In questo senso, dunque, è interessante analizzare le meccaniche di gioco e gli obiettivi che il giocatore è portato a compiere. Attraverso i videogiochi gli utenti hanno la possibilità di vestire i panni (o gli stracci) di persone vissute in epoche e contesti differenti, ma affinché questa immedesimazione possa avere una valenza storica è necessario che gli obiettivi di gioco riflettano almeno in parte l’effettivo orizzonte di possibilità che si apriva ai vari protagonisti del passato. La simulazione così può avere un effetto positivo, cioè far comprendere che gli individui di epoche storiche diverse dalla nostra avevano la possibilità di influire sul proprio contesto culturale. Tuttavia, è chiaro che al contempo si devono porre dei limiti all’agency dei personaggi, cercando di individuare una rosa verosimile di finalità e aspirazioni. Come ha notato Robert Houghton (2019) spesso gli obiettivi dei prodotti videoludici riflettono una logica interna, incentrata sul gaming più che sulla simulazione di dinamiche storiche. Ciò si nota in particolare nei giochi di strategia in cui la guerra sembra essere l’unico interesse dei sovrani e la conquista del globo terracqueo il solo scopo degno di un re, mentre sappiamo che nella realtà di un regno medievale non solo questo non era auspicabile, data tutta una serie di altre incombenze che spettavano al sovrano, ma era pure economicamente e demograficamente insostenibile: «A winning strategy in Medieval: Total War would produce a largely ineffectual king in the Middle Ages» (Houghton 2019).
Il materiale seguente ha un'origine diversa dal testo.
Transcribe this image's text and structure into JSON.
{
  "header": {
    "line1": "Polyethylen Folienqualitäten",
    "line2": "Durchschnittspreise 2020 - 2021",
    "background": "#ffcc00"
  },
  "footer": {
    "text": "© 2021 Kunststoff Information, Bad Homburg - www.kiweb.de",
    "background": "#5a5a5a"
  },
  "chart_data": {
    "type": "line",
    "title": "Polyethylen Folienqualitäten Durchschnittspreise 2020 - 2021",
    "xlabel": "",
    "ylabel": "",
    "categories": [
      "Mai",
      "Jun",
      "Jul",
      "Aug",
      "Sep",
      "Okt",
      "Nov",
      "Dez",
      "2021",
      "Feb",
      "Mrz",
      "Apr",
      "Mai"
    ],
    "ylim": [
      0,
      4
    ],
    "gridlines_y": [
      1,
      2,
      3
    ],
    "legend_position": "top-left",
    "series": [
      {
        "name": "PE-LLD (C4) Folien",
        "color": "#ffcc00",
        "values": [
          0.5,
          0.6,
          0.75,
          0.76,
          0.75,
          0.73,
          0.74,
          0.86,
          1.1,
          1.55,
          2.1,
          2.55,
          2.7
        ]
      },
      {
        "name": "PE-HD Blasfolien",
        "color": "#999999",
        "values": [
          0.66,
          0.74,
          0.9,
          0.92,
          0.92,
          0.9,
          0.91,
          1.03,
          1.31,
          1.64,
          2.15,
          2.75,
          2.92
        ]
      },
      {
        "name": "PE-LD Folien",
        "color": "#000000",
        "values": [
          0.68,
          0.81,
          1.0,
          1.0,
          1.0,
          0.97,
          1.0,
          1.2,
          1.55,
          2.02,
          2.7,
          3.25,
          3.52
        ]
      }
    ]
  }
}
Infine, lo stesso Houghton, nella discussione MAMG20 da lui tenuta, nota come la complessità delle strategie adottate dai personaggi storici vada molto spesso al di là della logica vittoria/sconfitta che caratterizza buona parte dei videogiochi: lo studioso mette in luce in particolare la variabilità dei rapporti che intercorrevano tra le fazioni coinvolte nella lotta tra Papato e Impero, per sottolineare come le relazioni sociopolitiche siano sempre più complesse del rapporto tra due blocchi monolitici di giocatori avversari. Tuttavia, secondo il medievista è possibile limitare e personalizzare le regole e gli obiettivi di un gioco per riuscire a rendere meglio la complessità della storia attraverso dei prodotti utilizzabili anche a scopo didattico. Anche per Bizzocchi (2017) è possibile rendere la varietà di posizioni e punti di vista di individui di varia estrazione, genere e provenienza, differenziando caratteri e obiettivi degli avatar.

Conclusioni

Il rapporto tra storia e videogames è un campo complesso di cui si è accennata solo una parte dei problemi. Allo stato attuale delle cose, però, si può affermare con sicurezza che gli studiosi hanno individuato delle caratteristiche che potrebbero configurarsi come degli strumenti utili dal punto di vista didattico. Il realismo nella rappresentazione fattuale e nella simulazione delle dinamiche storiche può concorrere a creare dei prodotti culturali affidabili. Tuttavia, permangono alcune perplessità. Innanzitutto, i videogames presentano una narrazione “piena”, che non può lasciare spazi vuoti per mancanza di fonti, né proporre una discussione tra ricostruzioni differenti o riflettere sul proprio metodo, questioni che rappresentano, invece, momenti cardine del metodo storico. Inoltre, anche i videogiochi più affidabili potenziano esclusivamente una dimensione cognitiva dell’apprendimento, cioè quella basata sulle informazioni. Infatti, ad oggi anche videogiochi storicamente affidabili come Fort Ross si concentrano sull’acquisizione di conoscenze, tralasciando la dimensione metacognitiva dell’interpretazione delle ricostruzioni storiografiche o quella operativo-agentiva di ricerca e utilizzo delle fonti. Si spera, dunque, che nel futuro si possano utilizzare tali strumenti nella didattica, senza pregiudizi, ma con la necessaria consapevolezza.